Even though the Charlotte Candidates Night was not held in person and there are no contested races in the town’s upcoming elections, about 30 people tuned in for the online discussion of election issues and visions of the future.

Mike Walker, president of the Grange, which was hosting the event on Wednesday, Feb. 16, said it was important that the town is continuing this tradition.

“It’s an important opportunity for people to meet candidates and talk about town issues,” Walker said.

And, he said, it was very fitting that the Grange organized this event since its 151-year-old building on Spear Street, and its home for the last 60 years, was originally a Lyceum (or debating hall) to promote town discussions.

As the moderator of this discussion, Jonathan Silverman, Chair of the Library Board of Trustees, kicked things off by having candidates offer a short personal statement of their reasons for running.

Richard Mintzner, who is running for a three-year term as auditor, said he has endured many audits in his 35-year career in real estate finance, so the position seems good for him.

Louise McCarren said in her three years on the Selectboard she found the board to be a good team, “We’re all very different and we don’t agree, which I treasure because disagreeing is very important.”

The big issues in town are water and wastewater, she said, and the town needs to get more dense development in Charlotte’s east and west villages.

She has found: “Holy Toledo, this town runs on volunteers.”

Selectboard Chair Jim Faulkner said the most important thing the town is working on at the moment is the town garage. Since the garage where road commissioner Junior Lewis kept his road clearing equipment burned, Lewis is having to work outside when he works on his trucks.

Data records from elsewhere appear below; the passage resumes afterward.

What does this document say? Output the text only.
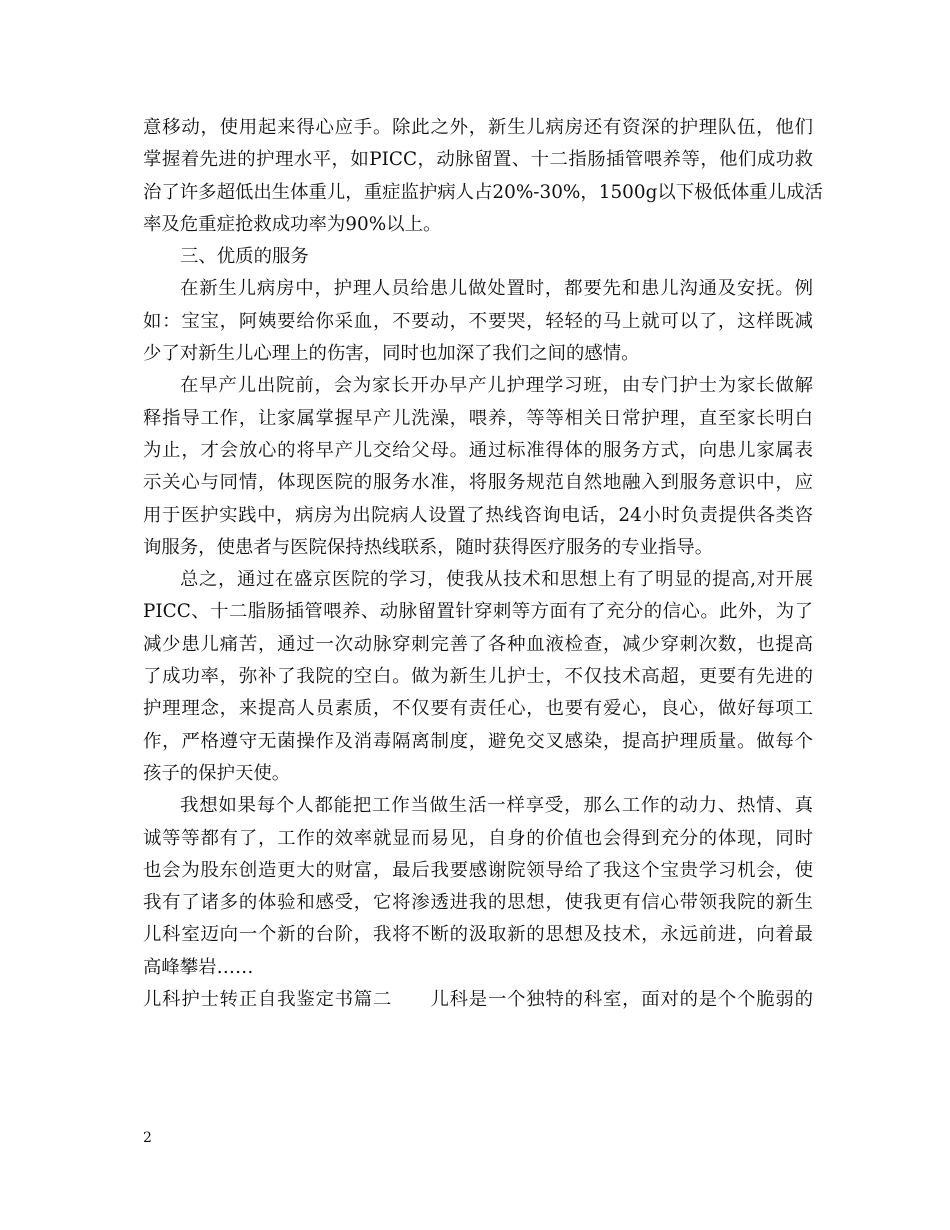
意移动，使用起来得心应手。除此之外，新生儿病房还有资深的护理队伍，他们
掌握着先进的护理水平，如PICC，动脉留置、十二指肠插管喂养等，他们成功救
治了许多超低出生体重儿，重症监护病人占20%-30%，1500g以下极低体重儿成活
率及危重症抢救成功率为90%以上。
三、优质的服务
在新生儿病房中，护理人员给患儿做处置时，都要先和患儿沟通及安抚。例
如：宝宝，阿姨要给你采血，不要动，不要哭，轻轻的马上就可以了，这样既减
少了对新生儿心理上的伤害，同时也加深了我们之间的感情。
在早产儿出院前，会为家长开办早产儿护理学习班，由专门护士为家长做解
释指导工作，让家属掌握早产儿洗澡，喂养，等等相关日常护理，直至家长明白
为止，才会放心的将早产儿交给父母。通过标准得体的服务方式，向患儿家属表
示关心与同情，体现医院的服务水准，将服务规范自然地融入到服务意识中，应
用于医护实践中，病房为出院病人设置了热线咨询电话，24小时负责提供各类咨
询服务，使患者与医院保持热线联系，随时获得医疗服务的专业指导。
总之，通过在盛京医院的学习，使我从技术和思想上有了明显的提高,对开展
PICC、十二脂肠插管喂养、动脉留置针穿刺等方面有了充分的信心。此外，为了
减少患儿痛苦，通过一次动脉穿刺完善了各种血液检查，减少穿刺次数，也提高
了成功率，弥补了我院的空白。做为新生儿护士，不仅技术高超，更要有先进的
护理理念，来提高人员素质，不仅要有责任心，也要有爱心，良心，做好每项工
作，严格遵守无菌操作及消毒隔离制度，避免交叉感染，提高护理质量。做每个
孩子的保护天使。
我想如果每个人都能把工作当做生活一样享受，那么工作的动力、热情、真
诚等等都有了，工作的效率就显而易见，自身的价值也会得到充分的体现，同时
也会为股东创造更大的财富，最后我要感谢院领导给了我这个宝贵学习机会，使
我有了诸多的体验和感受，它将渗透进我的思想，使我更有信心带领我院的新生
儿科室迈向一个新的台阶，我将不断的汲取新的思想及技术，永远前进，向着最
高峰攀岩……
儿科护士转正自我鉴定书篇二　　儿科是一个独特的科室，面对的是个个脆弱的
2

Another town priority, Faulkner said, is improving communication between town boards.

“It may seem corny, but we’re a big family here, so we’ve got to make sure that we’re civil and help each other out,” Faulkner said.

Mintzner also believes that building a town garage is a high priority, but he also believes the town needs a strong plan for development. Charlotte needs “to move away from the wonderful euphemism of ‘Char-not,’” he said.

McCarren agreed with Mintner’s call for a coherent plan for development in Charlotte and said that any town’s development begins with water and wastewater.

Although the restrictions for how American Rescue Plan Act funds can be spent are strict, approved uses are wastewater and drinkable water, Faulkner said.

To a submitted question from the online audience about what Charlotte could do to increase affordable housing, McCarren responded that developing water and wastewater and increasing density in the two village areas would help.

Although articles meant to allow more dense development in East Charlotte were defeated at Town Meeting Day voting in 2021, being able to do some clustering would help increase affordable housing, Faulkner said.

In large part, he thinks the articles were defeated because of poor communication.

Faulkner said that when affordable housing is mentioned, “in that same sentence should be senior housing, because it’s a shame to lose these long-time residents because the taxes are too much for them.”

Former Planning Commission Chair Peter Joslin said he was “totally heartened” that the discussion was about development. When he talks about affordable housing, Joslin said he doesn’t mean subsidized housing.

Besides using American Rescue Act Plan funds for water and wastewater, Joslin said, the money could be used to build sidewalks in the east and west villages.

Charlotte needs water and wastewater systems if it’s going to increase affordable housing, Joslin said, as other nearby towns have done.

Selectboard member Frank Tenney said that, although he agreed that smaller lot requirements and clustered housing are needed, he had opposed the articles voters rejected last year because they encouraged housing in the commercial district where he would like to see an increase in businesses.

“I would hate to see any kind of regulation come in that would make it more feasible for somebody to create housing in our commercial areas than actual businesses,” Tenney said.

In closing, Silverman told the candidates, “More than anything we so appreciate your taking on civic service to our community and truly making it a better place for us.”